モロヘイヤスープがパレスチナの家庭で普段食べられる、典型的な「ケの日」の料理だとすると、マクルーベのほうはお客さんが来たときに出す、「ハレの日」のおもてなし料理だと言える。「マクルーベ」とは「ひっくり返したもの」という意味であり、大きな型に茹でた鶏肉か羊肉のぶつ切り、揚げたナス(カリフラワーの場合もある)などを敷き、その上からごはん(肉のスープで炊いてある)を詰めて大皿の上でひっくり返し、上に炒めた松の実を散らした、見た目にもインパクトのある祝祭的な料理だが、国や地域によって色んなバージョンがあるらしい。私がビリン村で食べたのは、型に詰めるのを省略して、ごはんを大皿に盛って上に具を散らした、ちらし寿司タイプのマクルーベであった。すると型に詰めたものは箱寿司?いずれにせよ手間ひまがかかるので、そうしょっちゅうは作れないようだ。そう、パレスチナ料理に限らず、アラブ料理は手間と時間がかかる!2,3時間煮込むなんて当たり前。そんな重労働を毎日毎日やるなんて、私には一生できん。アラブの女性に生まれなくて本当に良かった・・・。そんな訳で、私はアラブ料理を覚えることを最初からあきらめ、食べるほうに徹することにしたのである。

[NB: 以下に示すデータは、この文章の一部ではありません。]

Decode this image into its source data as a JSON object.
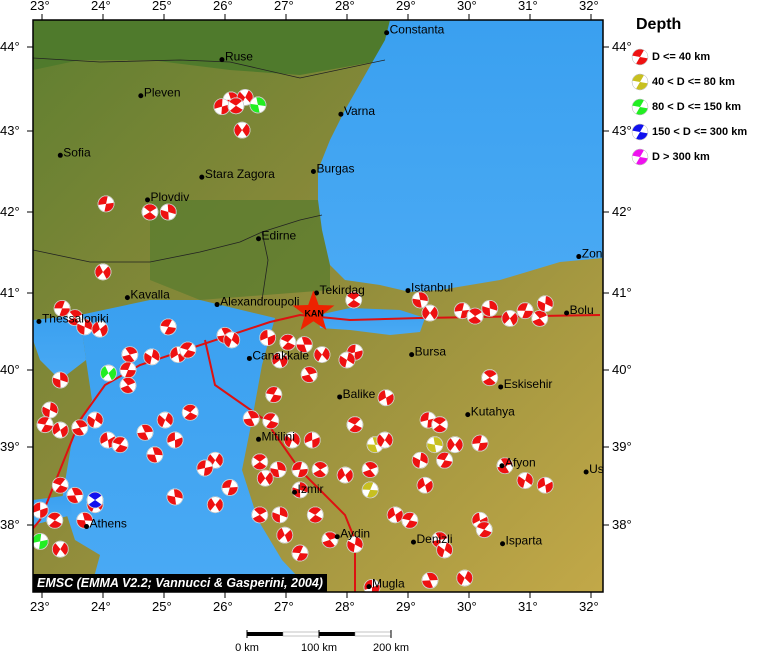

今これを書いている最中(午後2時すぎ)に、大家さんの下の息子(14歳)がやって来て、お昼ご飯がまだだったらどうぞと言って、魚の切り身のフライとトマトソースが入ったお皿を、かわいい笑顔で差し出してくれた。この子は私のお気に入りで、「こんな子供なら私も産んでもいい!」とこっそり思うほどだ。階上に住んでいる大家さんの奥さんは、よくこうやって中学生の息子経由で料理をおすそ分けしてくれるのである。パンでトマトソースをすくって食べるといいと言われたので、冷凍してあったパンを温め、紅茶を淹れる。魚を食べるのはものすごく久しぶりである。カラッと揚がった白身魚と手作りのフレッシュなトマトソースが、薄いアラブパンによく合う。昼間っから魚を揚げて、トマトソースを作るのかあ・・・やはり私はアラブ人の主婦にはなれそうにない。